Merry & Ristow (2015) note that we are just beginning to understand the cellular effects of antioxidant supplementation on exercise-induced alterations to the body.
Cumming et al. (2014) investigated the effects of vitamin C and E supplementation and endurance training on adaptations in endogenous antioxidants and heat shock proteins. Thirty-seven men and women were randomly assigned to receive vitamins C and E (C: 1,000 milligrams daily, E: 235 mg daily) or a placebo during an 11-week endurance-training regimen.
The study found that vitamin C and E supplementation had no effect on the activation of several metabolic pathways measured. However, the vitamin group showed indications of inhibited capacity to tolerate exercise-induced stress, an effect that could in the long run, or during periods of very intense exercise, delay recovery and prevent optimal gains in physical performance.

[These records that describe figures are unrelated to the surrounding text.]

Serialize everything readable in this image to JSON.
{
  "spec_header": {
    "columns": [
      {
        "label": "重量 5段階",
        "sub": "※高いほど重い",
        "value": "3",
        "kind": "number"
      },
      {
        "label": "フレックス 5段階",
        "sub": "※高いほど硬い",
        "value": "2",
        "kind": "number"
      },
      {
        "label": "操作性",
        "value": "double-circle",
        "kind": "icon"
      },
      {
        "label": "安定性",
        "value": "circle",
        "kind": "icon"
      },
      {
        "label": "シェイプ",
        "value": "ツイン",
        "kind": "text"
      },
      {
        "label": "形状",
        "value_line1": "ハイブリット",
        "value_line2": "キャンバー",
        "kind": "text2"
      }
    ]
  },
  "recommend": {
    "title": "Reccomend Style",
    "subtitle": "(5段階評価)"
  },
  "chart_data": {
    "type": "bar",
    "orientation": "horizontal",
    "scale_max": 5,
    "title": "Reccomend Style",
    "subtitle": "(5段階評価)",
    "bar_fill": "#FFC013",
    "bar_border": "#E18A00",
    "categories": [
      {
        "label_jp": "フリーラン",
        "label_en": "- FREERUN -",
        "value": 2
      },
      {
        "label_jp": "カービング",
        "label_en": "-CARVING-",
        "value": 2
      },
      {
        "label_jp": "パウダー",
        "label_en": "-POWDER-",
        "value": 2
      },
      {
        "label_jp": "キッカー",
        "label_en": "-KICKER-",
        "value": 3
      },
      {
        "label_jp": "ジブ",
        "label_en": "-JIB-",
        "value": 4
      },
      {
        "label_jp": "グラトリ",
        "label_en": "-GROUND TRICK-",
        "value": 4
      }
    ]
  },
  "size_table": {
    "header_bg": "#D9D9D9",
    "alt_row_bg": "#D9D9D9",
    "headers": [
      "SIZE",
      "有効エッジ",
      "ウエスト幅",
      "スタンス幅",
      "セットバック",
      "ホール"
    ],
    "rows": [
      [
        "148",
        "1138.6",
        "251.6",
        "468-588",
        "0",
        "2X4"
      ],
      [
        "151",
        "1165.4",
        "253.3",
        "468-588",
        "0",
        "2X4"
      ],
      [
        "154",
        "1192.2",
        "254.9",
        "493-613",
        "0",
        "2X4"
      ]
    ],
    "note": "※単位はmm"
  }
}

In another recent investigation (Paulsen et al. 2014), 54 young women and men were randomly allocated to receive either 1,000 mg of vitamin C and 235 mg of vitamin E or a placebo daily for 11 weeks. During supplementation, participants did endurance training consisting of three to four running sessions per week, divided into high-intensity interval sessions—at more than 90% of maximal heart rate—and steady-state continuous sessions.

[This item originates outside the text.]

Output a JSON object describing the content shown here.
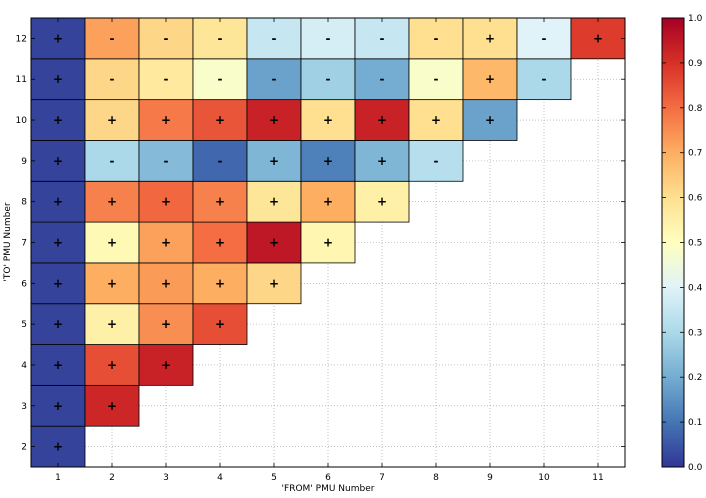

Maximal oxygen uptake, submaximal running and a 20-meter shuttle-run test were assessed, as were several biomarker adaptations to cardiovascular exercise. Results showed that the daily vitamin C and E supplementation minimized specific markers of mitochondria creation after endurance training. The authors concluded, "Consequently, vitamin C and E supplementation hampered cellular adaptations in the exercised muscles, and although this did not translate to the performance tests applied in this study, we advocate caution when considering antioxidant supplementation combined with endurance exercise."
In a recent review article, Steinbacher & Eckl (2015) said it is well-understood that muscle contractions during exercise lead to elevated levels of reactive oxygen species in skeletal muscle. ROS, as discussed, can have several negative effects. However, Steinbacher & Eckl pointed out that some exercise-produced ROS are involved in very positive signaling messages that promote muscle development. The researchers also noted that regular endurance training enhances the development (in cells) of specific antioxidants that ward off some of the ROS damage.
They determined that "a diet supplemented with exogenous antioxidants such as vitamins appears to prevent health-promoting effects of physical exercise in humans."
In the Merry & Ristow review (2015), the authors concluded that a growing body of literature suggests antioxidant supplementation may hinder or prevent the activation of important adaptations such as muscle mitochondria creation, insulin sensitivity and hypertrophy.
The new research clearly shows that some ROS, particularly some produced during endurance exercise, are beneficial to cellular processes (see Figure 1). Furthermore, it is well understood that exercise develops and enhances a very specific team of antioxidants that defend against harmful ROS. For now, there is no meaningful evidence suggesting that exercise enthusiasts should use antioxidant supplements for exercise performance.
Also, since antioxidants occur naturally in plant-based molecules, the research indicates that a diet should include recommended levels of vegetables, fruits and whole-grain foods to help combat or balance out cellular ROS production.